As we set off back to the village Fred pointed, "that is a very elaborate grave." Then studying it more closely he said, "it is the grave of Lady Louisa, Marchioness of Waterford, who created those amazing murals."

Settled in the car, Bramble said, "is it back to Chatton?"

"Not just yet", replied Dad. "I want to revisit Routing Linn waterfall. It is so beautiful."

"How do we get there", went on Gladly.

"We follow the road from Ford until we get to the junction with the Berwick to Wooler road, and turn right. Then we take the first right."

This was a narrow road that we followed for a couple of miles, and at a kind of junction Dad said, "this is where we park just on this track to the left. I am sure this is the place, but I will ask that lady with her dog, just to be sure."

She replied, "yes this is the place. Down that rough track opposite. Just remember that it's steep down into the gorge."

Fred said, "we have had enough excitement, so we'll just sit in the car."

Dad changed from sandals into trainers and set off along the track. Soon a path went off left, but it was fenced, and on closer inspection, seemed this was due to trees having fallen during Storm Arwen. But in a few yards Dad a spotted another path left leading to the steep descent.  "Darn" Dad muttered, "I meant to bring my stick", so he walked back to get it.

"That was quick", commented Ally.

"I forgot my stick", replied Dad.

"We're glad you came back for it. We don't want you to slip", said Gladly.

So he made the descent safely and short walk brought him to the fall deep in the gorge. Beautiful as ever.

Knowing he is unlikely to come here again, Dad stood a while taking in the scene, before heading back along the path.

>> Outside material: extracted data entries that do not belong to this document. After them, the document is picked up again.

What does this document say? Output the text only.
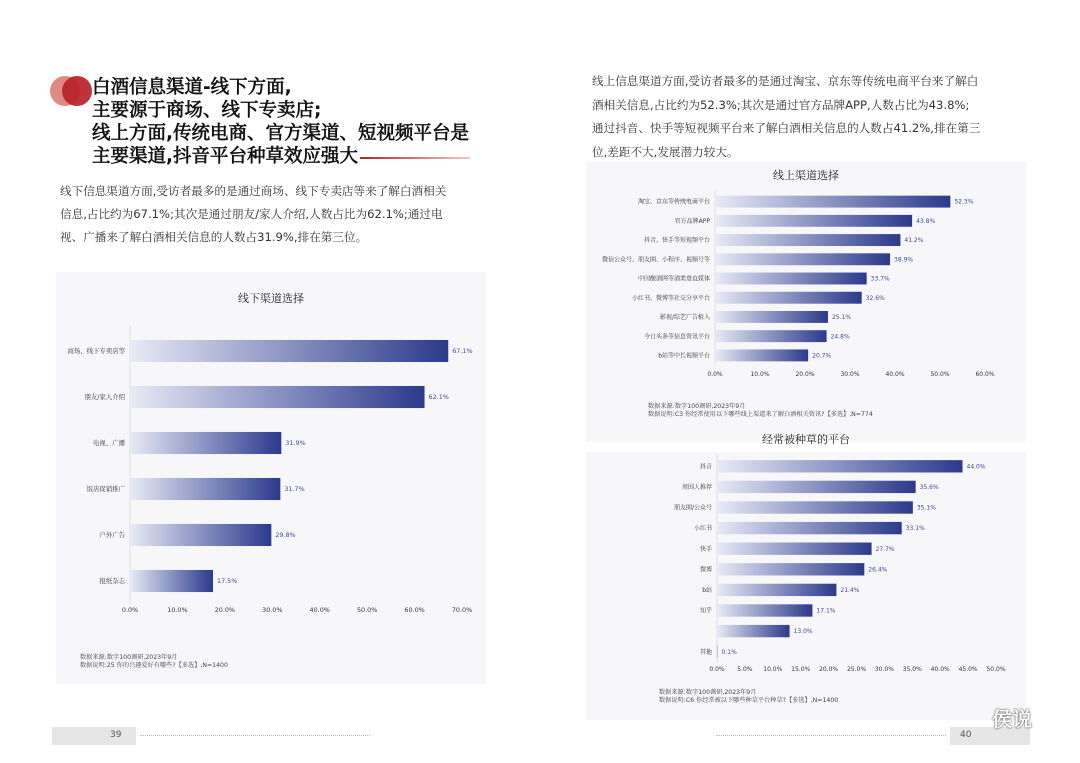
白酒信息渠道-线下方面,
主要源于商场、线下专卖店;
线上方面,传统电商、官方渠道、短视频平台是
主要渠道,抖音平台种草效应强大
线下信息渠道方面,受访者最多的是通过商场、线下专卖店等来了解白酒相关
信息,占比约为67.1%;其次是通过朋友/家人介绍,人数占比为62.1%;通过电
视、广播来了解白酒相关信息的人数占31.9%,排在第三位。
线下渠道选择
商场、线下专卖店等	67.1%
朋友/家人介绍	62.1%
电视、广播	31.9%
饭店促销推广	31.7%
户外广告	29.8%
报纸杂志	17.5%
0.0%	10.0%	20.0%	30.0%	40.0%	50.0%	60.0%	70.0%
数据来源:数字100调研,2023年9月
数据说明:25 你的兴趣爱好有哪些?【多选】,N=1400
39
线上信息渠道方面,受访者最多的是通过淘宝、京东等传统电商平台来了解白
酒相关信息,占比约为52.3%;其次是通过官方品牌APP,人数占比为43.8%;
通过抖音、快手等短视频平台来了解白酒相关信息的人数占41.2%,排在第三
位,差距不大,发展潜力较大。
线上渠道选择
淘宝、京东等传统电商平台	52.3%
官方品牌APP	43.8%
抖音、快手等短视频平台	41.2%
微信公众号、朋友圈、小程序、视频号等	38.9%
中国酿酒网等酒类垂直媒体	33.7%
小红书、微博等社交分享平台	32.6%
影视/综艺广告植入	25.1%
今日头条等信息资讯平台	24.8%
b站等中长视频平台	20.7%
0.0%	10.0%	20.0%	30.0%	40.0%	50.0%	60.0%
数据来源:数字100调研,2023年9月
数据说明:C3 你经常使用以下哪些线上渠道来了解白酒相关资讯?【多选】,N=774
经常被种草的平台
抖音	44.0%
周围人推荐	35.6%
朋友圈/公众号	35.1%
小红书	33.1%
快手	27.7%
微博	26.4%
b站	21.4%
知乎	17.1%
13.0%
其他 0.1%
0.0% 5.0% 10.0% 15.0% 20.0% 25.0% 30.0% 35.0% 40.0% 45.0% 50.0%
数据来源:数字100调研,2023年9月
数据说明:C6 你经常被以下哪些种草平台种草?【多选】,N=1400
40
侯说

Now we drove back to Wooler, Dad going to the Tankerville Arms to book for dinner at 19:00, then on to the Percy Arms.

"What a super day", said Gladly, "Thank you Dad."

"Yes it was", agreed Fred, "but I am tired now and ready just to rest and have a nice dinner."

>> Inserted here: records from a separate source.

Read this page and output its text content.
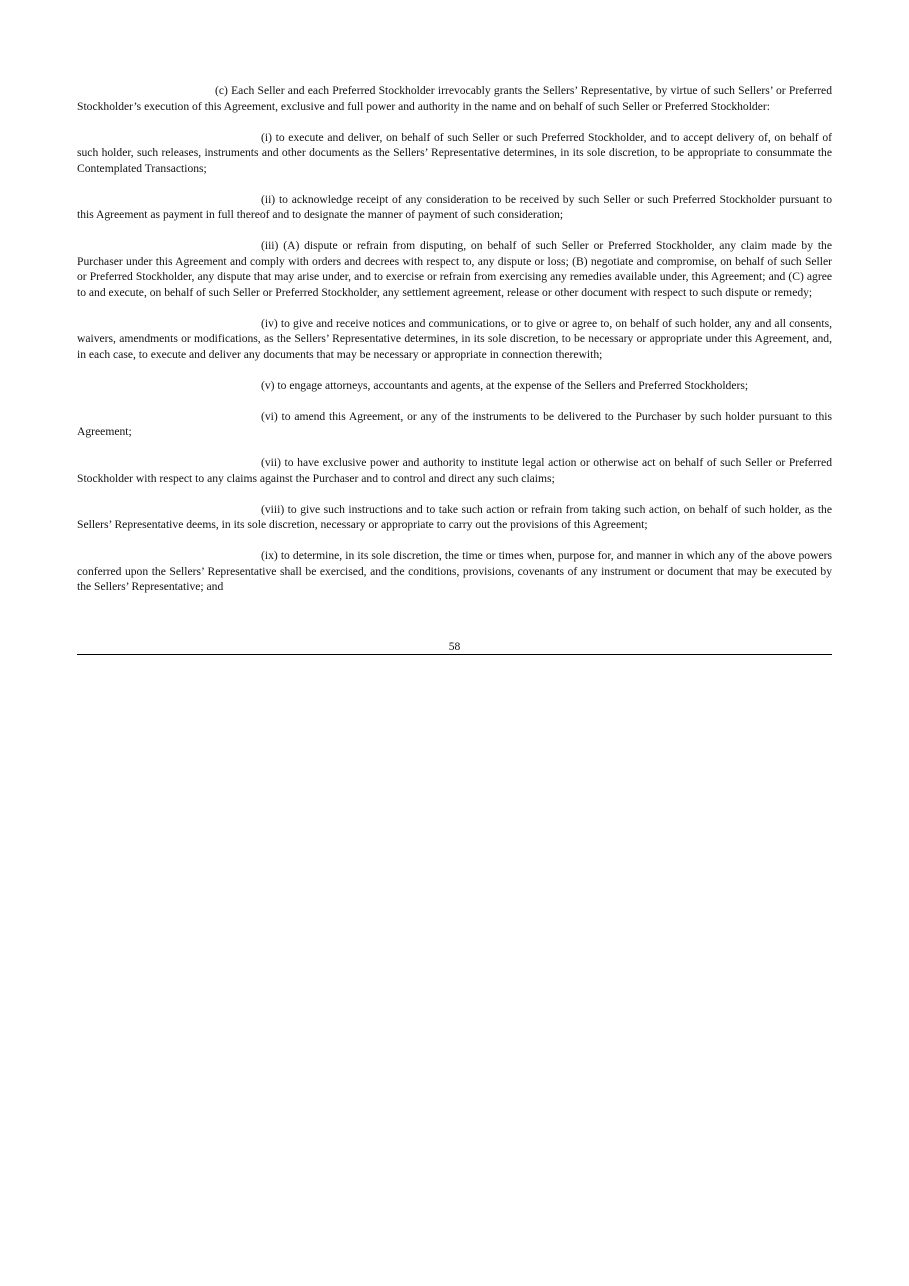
(c) Each Seller and each Preferred Stockholder irrevocably grants the Sellers’ Representative, by virtue of such Sellers’ or Preferred Stockholder’s execution of this Agreement, exclusive and full power and authority in the name and on behalf of such Seller or Preferred Stockholder:

(i) to execute and deliver, on behalf of such Seller or such Preferred Stockholder, and to accept delivery of, on behalf of such holder, such releases, instruments and other documents as the Sellers’ Representative determines, in its sole discretion, to be appropriate to consummate the Contemplated Transactions;

(ii) to acknowledge receipt of any consideration to be received by such Seller or such Preferred Stockholder pursuant to this Agreement as payment in full thereof and to designate the manner of payment of such consideration;

(iii) (A) dispute or refrain from disputing, on behalf of such Seller or Preferred Stockholder, any claim made by the Purchaser under this Agreement and comply with orders and decrees with respect to, any dispute or loss; (B) negotiate and compromise, on behalf of such Seller or Preferred Stockholder, any dispute that may arise under, and to exercise or refrain from exercising any remedies available under, this Agreement; and (C) agree to and execute, on behalf of such Seller or Preferred Stockholder, any settlement agreement, release or other document with respect to such dispute or remedy;

(iv) to give and receive notices and communications, or to give or agree to, on behalf of such holder, any and all consents, waivers, amendments or modifications, as the Sellers’ Representative determines, in its sole discretion, to be necessary or appropriate under this Agreement, and, in each case, to execute and deliver any documents that may be necessary or appropriate in connection therewith;

(v) to engage attorneys, accountants and agents, at the expense of the Sellers and Preferred Stockholders;

(vi) to amend this Agreement, or any of the instruments to be delivered to the Purchaser by such holder pursuant to this Agreement;

(vii) to have exclusive power and authority to institute legal action or otherwise act on behalf of such Seller or Preferred Stockholder with respect to any claims against the Purchaser and to control and direct any such claims;

(viii) to give such instructions and to take such action or refrain from taking such action, on behalf of such holder, as the Sellers’ Representative deems, in its sole discretion, necessary or appropriate to carry out the provisions of this Agreement;

(ix) to determine, in its sole discretion, the time or times when, purpose for, and manner in which any of the above powers conferred upon the Sellers’ Representative shall be exercised, and the conditions, provisions, covenants of any instrument or document that may be executed by the Sellers’ Representative; and

58
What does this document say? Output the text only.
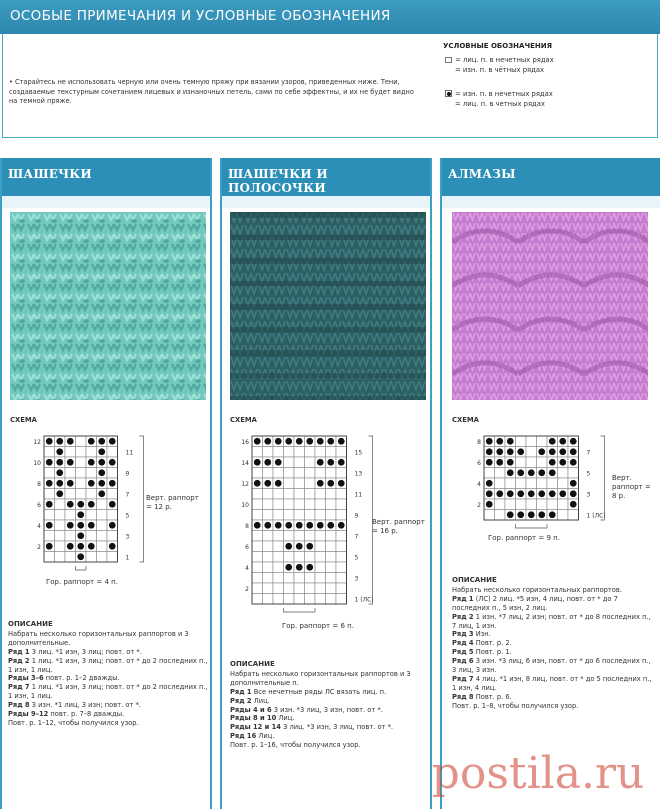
ОСОБЫЕ ПРИМЕЧАНИЯ И УСЛОВНЫЕ ОБОЗНАЧЕНИЯ
• Старайтесь не использовать черную или очень темную пряжу при вязании узоров, приведенных ниже. Тени, создаваемые текстурным сочетанием лицевых и изнаночных петель, сами по себе эффектны, и их не будет видно на темной пряже.
УСЛОВНЫЕ ОБОЗНАЧЕНИЯ
= лиц. п. в нечетных рядах
= изн. п. в чётных рядах
= изн. п. в нечетных рядах
= лиц. п. в четных рядах
ШАШЕЧКИ	ШАШЕЧКИ И ПОЛОСОЧКИ
АЛМАЗЫ
СХЕМА	СХЕМА	СХЕМА
12
10
8
6
4
2
11
9
7
5
3
1
16
14
12
10
8
6
4
2
15
13
11
9
7
5
3
1 (ЛС)
8
6
4
2
7
5
3
1 (ЛС)
Верт. раппорт = 12 р.
Гор. раппорт = 4 п.
Верт. раппорт = 16 р.
Гор. раппорт = 6 п.
Верт. раппорт = 8 р.
Гор. раппорт = 9 п.
ОПИСАНИЕ

Набрать несколько горизонтальных раппортов и 3 дополнительные.

Ряд 1 3 лиц. *1 изн, 3 лиц; повт. от *.

Ряд 2 1 лиц. *1 изн, 3 лиц; повт. от * до 2 последних п., 1 изн, 1 лиц.

Ряды 3–6 повт. р. 1–2 дважды.

Ряд 7 1 лиц. *1 изн, 3 лиц; повт. от * до 2 последних п., 1 изн, 1 лиц.

Ряд 8 3 изн. *1 лиц, 3 изн; повт. от *.

Ряды 9–12 повт. р. 7–8 дважды.

Повт. р. 1–12, чтобы получился узор.

ОПИСАНИЕ

Набрать несколько горизонтальных раппортов и 3 дополнительные п.

Ряд 1 Все нечетные ряды ЛС вязать лиц. п.

Ряд 2 Лиц.

Ряды 4 и 6 3 изн. *3 лиц, 3 изн, повт. от *.

Ряды 8 и 10 Лиц.

Ряды 12 и 14 3 лиц. *3 изн, 3 лиц, повт. от *.

Ряд 16 Лиц.

Повт. р. 1–16, чтобы получился узор.

ОПИСАНИЕ

Набрать несколько горизонтальных раппортов.

Ряд 1 (ЛС) 2 лиц. *5 изн, 4 лиц, повт. от * до 7 последних п., 5 изн, 2 лиц.

Ряд 2 1 изн. *7 лиц, 2 изн; повт. от * до 8 последних п., 7 лиц, 1 изн.

Ряд 3 Изн.

Ряд 4 Повт. р. 2.

Ряд 5 Повт. р. 1.

Ряд 6 3 изн. *3 лиц, 6 изн, повт. от * до 6 последних п., 3 лиц, 3 изн.

Ряд 7 4 лиц. *1 изн, 8 лиц, повт. от * до 5 последних п., 1 изн, 4 лиц.

Ряд 8 Повт. р. 6.

Повт. р. 1–8, чтобы получился узор.

postila.ru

"That's all arranged", said Dunstan. "You can all tell us about your day while we have it."

Cheviot said, "can Archie and I go to the Tankerville Arms with you Dad. After all that is where I was adopted."

"Sure lad", said Dad.

Here I am with my pal Archie, sitting in the bar.

The food was good and Dad enjoyed a lovely dinner.

Drink – Pint of Tyneside Blonde
Main - Butterfly chicken, rustic fries, tomato, onion ring & peas
Dessert – Mango and passion fruit cheesecake (very tasty!)
Finishing off with a pot of tea.  

Dad chatted the barman, who said, "people from London are buying up properties for holiday homes and lets. It ruins the chances of local people getting a house."

Dad agreed saying, "this kind of thing has been happening in the Lake District too for a while. It's such a shame." He then asked, "where is it relatively quiet for a beach walk."

"I would avoid Bamburgh as it is so busy now. Low Newton or Amble are better options."

"Thank you for the advice", Dad replied as he left.

Back at the hotel, Fred said, "how are you feeling Uncle Gerry. I know it has been a hard day emotionally."

"Much better than this morning, thank you. It has been a good day in the end. Just have to decide where to go tomorrow for your day out, Archie, Bamburgh, Benji and Cheviot."